Così passarono quasi dieci anni, finché un giorno mi sentii male: non vedevo da un occhio, mi doleva molto, iniziai ad avere la febbre e stavo malissimo. Di corsa mi portarono dalla veterinaria; lì mi fecero degli esami, dicendo che ero molto delicata di salute; quindi la cosa migliore era aspettare. Di ritorno a casa, mia mamma e le mie sorelle, come ormai le chiamavo, mi diedero cibo e acqua, ma io non volevo; le notavo molto preoccupate e, nei loro occhi, potevo vedere tristezza. Feci il mio ultimo tentativo e bevvi un po' d'acqua, ma in verità non servì a molto.
La notte continuava a passare e io mi sentivo sempre più debole, finché, con il mio ultimo respiro, le sentii dire: "Non morire!", e semplicemente smisi di respirare. Me ne andai quella notte del 3 febbraio; le vidi piangere sul mio cadavere, che giaceva nelle mani di una delle mie sorelle. Non potevano credere che quel piccolo uccello avesse insegnato loro un amore così diverso, per poi spezzare loro il cuore con la sua partita.
Un paio di minuti dopo non sentii più i loro lamenti; ero in un posto molto buio, sentii pace e non provavo più dolore. Compresi che la mia libertà era stata con loro: quelle donne mi avevano dato una vita piena di allegria e lontana dalla prigionia.

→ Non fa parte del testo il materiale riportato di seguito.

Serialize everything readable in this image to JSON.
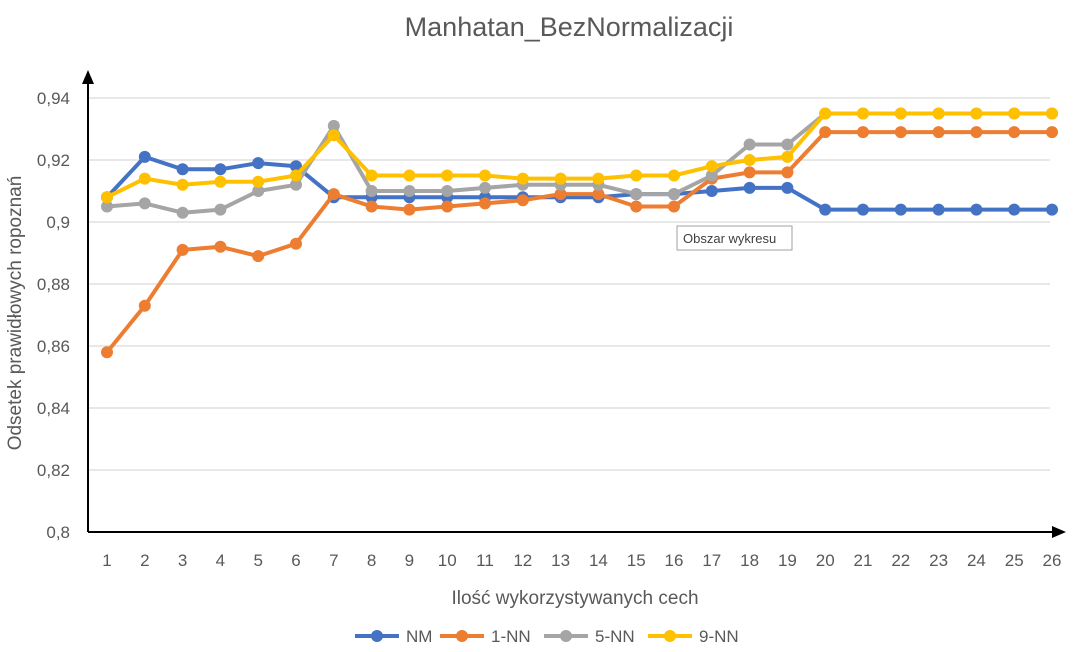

Per me, quella fu la libertà.
Tempo fa mi fu data l'opportunità di tornare sulla terra. Avevo la certezza che avrei ritrovato quelle donne che mi avevano amato tanto, e indovinate?: arrivai a casa di una delle mie sorelle. Ovviamente non mi riconosceva; erano passati diversi anni, ma non sentii mai che mi avessero dimenticata.
Mia sorella, che tra l'altro si chiama Rosa, mi accolse con molto amore nella sua casa. Non trovavo il modo di dirle che ero io, Pepa; quindi iniziai a fare cose che facevo prima, come dormire sul suo petto, giocare con le palle e stare sempre dietro di lei. Un giorno mi riconobbe, dicendo: "Sei tornata!".
In questa vita mi chiamo Pelusa; sono una gatta, ma sarò sempre Pepa: quell'amore fuori dal normale che riuscì a trascendere e tornare dove fu pienamente libera.